Saudi Aramco CEO Amin Nasser confirmed that the peak of global oil demand will not be imminent.

He added that this is why policymakers must ensure sufficient investment in oil and gas to meet consumer demand, and they must abandon the fantasy of phasing out fossil fuels.

Speaking to his oil and gas peers at the CERAWeek energy conference in Houston, Nasser called for a recalibration of plans to rapidly replace fossil fuels with renewable energy sources.

Nasser said that oil demand will reach a new record level of 104 million barrels per day in 2024. He added that despite the growth in investments in alternative energy, it has not yet been widely used to replace hydrocarbons.

All of this reinforces the view that peak demand for oil and gas is unlikely to occur soon, not even by 2030, the target date for limiting global warming, he said.

“We must abandon the fantasy of phasing out oil and gas, and invest in them as much as is necessary and as long as is necessary, reflecting realistic demand assumptions,” he added in remarks that were well received by the audience.

He expected that the increase in demand from developing economies could fuel the growth in demand for oil until 2045.
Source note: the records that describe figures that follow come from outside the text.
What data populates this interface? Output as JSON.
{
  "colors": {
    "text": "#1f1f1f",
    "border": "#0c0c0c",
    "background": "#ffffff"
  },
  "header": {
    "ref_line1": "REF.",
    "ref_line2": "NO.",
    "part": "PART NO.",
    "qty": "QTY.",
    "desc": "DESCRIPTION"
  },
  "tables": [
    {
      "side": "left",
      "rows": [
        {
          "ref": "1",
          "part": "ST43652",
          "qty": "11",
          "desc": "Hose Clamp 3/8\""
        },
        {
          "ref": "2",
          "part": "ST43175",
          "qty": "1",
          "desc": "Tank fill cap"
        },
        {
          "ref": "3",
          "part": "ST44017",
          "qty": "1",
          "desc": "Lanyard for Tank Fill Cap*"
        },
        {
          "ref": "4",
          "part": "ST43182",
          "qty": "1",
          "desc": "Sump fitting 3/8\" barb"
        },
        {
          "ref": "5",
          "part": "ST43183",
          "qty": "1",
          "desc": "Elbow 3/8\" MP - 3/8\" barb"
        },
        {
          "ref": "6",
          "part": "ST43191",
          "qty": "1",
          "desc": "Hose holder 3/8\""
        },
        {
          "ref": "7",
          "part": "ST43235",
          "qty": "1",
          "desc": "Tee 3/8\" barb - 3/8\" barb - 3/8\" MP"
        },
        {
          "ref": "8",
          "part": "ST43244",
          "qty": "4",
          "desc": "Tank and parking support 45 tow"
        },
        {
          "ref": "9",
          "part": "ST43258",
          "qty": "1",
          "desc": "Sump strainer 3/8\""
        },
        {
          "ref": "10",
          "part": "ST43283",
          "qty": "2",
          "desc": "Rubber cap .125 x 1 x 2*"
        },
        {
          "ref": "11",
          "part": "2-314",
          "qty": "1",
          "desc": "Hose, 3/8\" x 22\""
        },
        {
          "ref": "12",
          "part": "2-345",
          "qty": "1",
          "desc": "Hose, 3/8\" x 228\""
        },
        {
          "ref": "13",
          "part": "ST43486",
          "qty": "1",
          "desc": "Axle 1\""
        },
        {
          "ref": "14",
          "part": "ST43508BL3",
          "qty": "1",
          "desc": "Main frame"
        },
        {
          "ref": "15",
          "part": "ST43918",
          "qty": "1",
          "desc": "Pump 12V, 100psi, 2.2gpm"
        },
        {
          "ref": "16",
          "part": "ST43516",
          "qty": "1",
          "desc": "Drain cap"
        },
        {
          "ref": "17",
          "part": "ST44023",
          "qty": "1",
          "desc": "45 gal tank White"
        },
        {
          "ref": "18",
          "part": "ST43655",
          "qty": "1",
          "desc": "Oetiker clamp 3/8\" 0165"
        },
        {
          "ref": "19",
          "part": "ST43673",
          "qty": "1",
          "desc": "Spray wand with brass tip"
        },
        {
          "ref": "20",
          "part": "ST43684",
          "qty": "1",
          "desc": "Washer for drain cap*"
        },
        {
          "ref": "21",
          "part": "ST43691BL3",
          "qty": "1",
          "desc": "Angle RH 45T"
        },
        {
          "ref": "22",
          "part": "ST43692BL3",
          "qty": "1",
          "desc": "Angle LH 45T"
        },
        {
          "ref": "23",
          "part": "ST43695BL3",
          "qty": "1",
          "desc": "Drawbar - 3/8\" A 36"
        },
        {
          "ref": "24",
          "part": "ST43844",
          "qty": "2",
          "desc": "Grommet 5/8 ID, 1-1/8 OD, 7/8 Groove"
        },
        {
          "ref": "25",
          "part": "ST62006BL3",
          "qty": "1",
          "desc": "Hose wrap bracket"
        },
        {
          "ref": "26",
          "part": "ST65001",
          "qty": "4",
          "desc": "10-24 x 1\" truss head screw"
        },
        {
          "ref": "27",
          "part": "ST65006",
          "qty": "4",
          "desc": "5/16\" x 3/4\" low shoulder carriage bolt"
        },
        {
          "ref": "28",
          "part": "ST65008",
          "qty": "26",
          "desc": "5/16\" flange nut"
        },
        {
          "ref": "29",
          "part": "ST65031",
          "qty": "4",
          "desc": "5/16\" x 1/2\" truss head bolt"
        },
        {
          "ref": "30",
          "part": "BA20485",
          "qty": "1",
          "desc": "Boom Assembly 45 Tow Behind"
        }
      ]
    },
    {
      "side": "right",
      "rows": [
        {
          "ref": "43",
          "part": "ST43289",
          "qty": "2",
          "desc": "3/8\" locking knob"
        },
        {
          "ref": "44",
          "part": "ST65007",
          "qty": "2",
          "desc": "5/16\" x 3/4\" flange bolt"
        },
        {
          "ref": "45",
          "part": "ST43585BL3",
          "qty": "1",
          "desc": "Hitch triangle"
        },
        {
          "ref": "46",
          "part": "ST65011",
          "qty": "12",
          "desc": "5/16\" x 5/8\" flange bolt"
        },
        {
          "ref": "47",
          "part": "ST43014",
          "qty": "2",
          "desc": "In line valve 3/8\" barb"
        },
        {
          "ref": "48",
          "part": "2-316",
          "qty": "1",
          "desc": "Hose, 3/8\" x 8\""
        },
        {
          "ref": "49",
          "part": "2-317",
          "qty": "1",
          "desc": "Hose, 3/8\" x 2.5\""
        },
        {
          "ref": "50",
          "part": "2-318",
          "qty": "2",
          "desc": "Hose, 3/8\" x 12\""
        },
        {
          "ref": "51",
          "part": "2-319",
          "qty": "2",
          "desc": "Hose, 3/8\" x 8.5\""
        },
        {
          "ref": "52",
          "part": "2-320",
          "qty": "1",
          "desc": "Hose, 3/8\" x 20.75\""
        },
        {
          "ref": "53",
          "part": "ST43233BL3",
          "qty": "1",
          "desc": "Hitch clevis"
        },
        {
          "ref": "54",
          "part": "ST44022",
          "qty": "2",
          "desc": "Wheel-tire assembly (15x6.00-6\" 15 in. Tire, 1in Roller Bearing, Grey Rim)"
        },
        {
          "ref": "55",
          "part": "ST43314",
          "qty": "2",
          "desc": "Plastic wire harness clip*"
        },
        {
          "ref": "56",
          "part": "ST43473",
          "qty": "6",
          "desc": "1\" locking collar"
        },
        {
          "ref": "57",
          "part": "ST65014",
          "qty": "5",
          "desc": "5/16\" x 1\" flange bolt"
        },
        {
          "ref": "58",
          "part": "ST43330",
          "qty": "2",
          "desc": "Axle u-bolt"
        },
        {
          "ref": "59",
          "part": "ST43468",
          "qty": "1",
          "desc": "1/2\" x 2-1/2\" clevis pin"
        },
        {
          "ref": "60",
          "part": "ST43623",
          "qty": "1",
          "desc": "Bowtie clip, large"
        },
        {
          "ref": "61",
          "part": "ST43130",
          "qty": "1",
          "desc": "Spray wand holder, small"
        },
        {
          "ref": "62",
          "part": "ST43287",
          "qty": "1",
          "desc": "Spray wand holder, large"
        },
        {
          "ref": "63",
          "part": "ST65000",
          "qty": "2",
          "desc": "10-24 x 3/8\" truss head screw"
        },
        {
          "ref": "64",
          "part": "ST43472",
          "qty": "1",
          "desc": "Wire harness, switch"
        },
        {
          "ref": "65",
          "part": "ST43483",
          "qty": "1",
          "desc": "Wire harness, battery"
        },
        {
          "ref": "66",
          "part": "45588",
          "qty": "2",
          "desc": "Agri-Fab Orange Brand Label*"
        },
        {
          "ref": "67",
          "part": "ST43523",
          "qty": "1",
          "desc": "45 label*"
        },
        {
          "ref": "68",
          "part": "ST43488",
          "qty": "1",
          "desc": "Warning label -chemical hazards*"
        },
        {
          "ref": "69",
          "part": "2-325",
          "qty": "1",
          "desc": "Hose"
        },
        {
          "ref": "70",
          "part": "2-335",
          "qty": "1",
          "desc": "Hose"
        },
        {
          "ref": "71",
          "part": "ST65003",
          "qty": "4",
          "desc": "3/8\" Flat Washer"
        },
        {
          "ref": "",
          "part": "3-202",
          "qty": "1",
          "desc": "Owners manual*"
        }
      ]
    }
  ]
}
These long-term demand growth forecasts are in line with those of OPEC and at odds with the International Energy Agency’s forecast of peak demand in 2030.

In an interview with Reuters, US Energy Secretary Jennifer Granholm commented on Nasser's comments regarding the phase-out, saying, Well, that's his point of view.

She added that there are other studies that indicate the opposite, which is that the demand for oil, gas and fossil fuels will peak by 2030.

There is a large gap between OPEC and the agency in terms of short- and long-term demand forecasts, partly due to the two organizations’ differing views on the energy transition.

Reducing greenhouse gas emissions from fuels through other carbon capture technologies achieves better results than alternative energy sources, Nasser said.

He added that new energy sources and technologies should only be introduced when they are truly ready and economically competitive.

He pointed out that the disruption of shipping traffic in the Red Sea due to attacks by the Yemeni Houthi movement has exacerbated the difficulty of the situation in shipping markets.

The Houthi group has been attacking ships in the Red Sea and the Gulf of Aden since November, in what it says is a campaign of solidarity with Hamas during Israel's war in Gaza.

Nasser said oil takes two to three weeks longer to reach its destination because ships are being rerouted to avoid the area.

He added that the shipping problems had little impact on Saudi Aramco, partly due to the East-West pipeline that allows the company to load ships north of the area attacked by the Houthis.

He said Europe had become a bigger market for Aramco because of shipping problems in the Red Sea.

Nasser stressed that Aramco has spare capacity of three million barrels per day to deal with any unexpected disruptions in global supplies.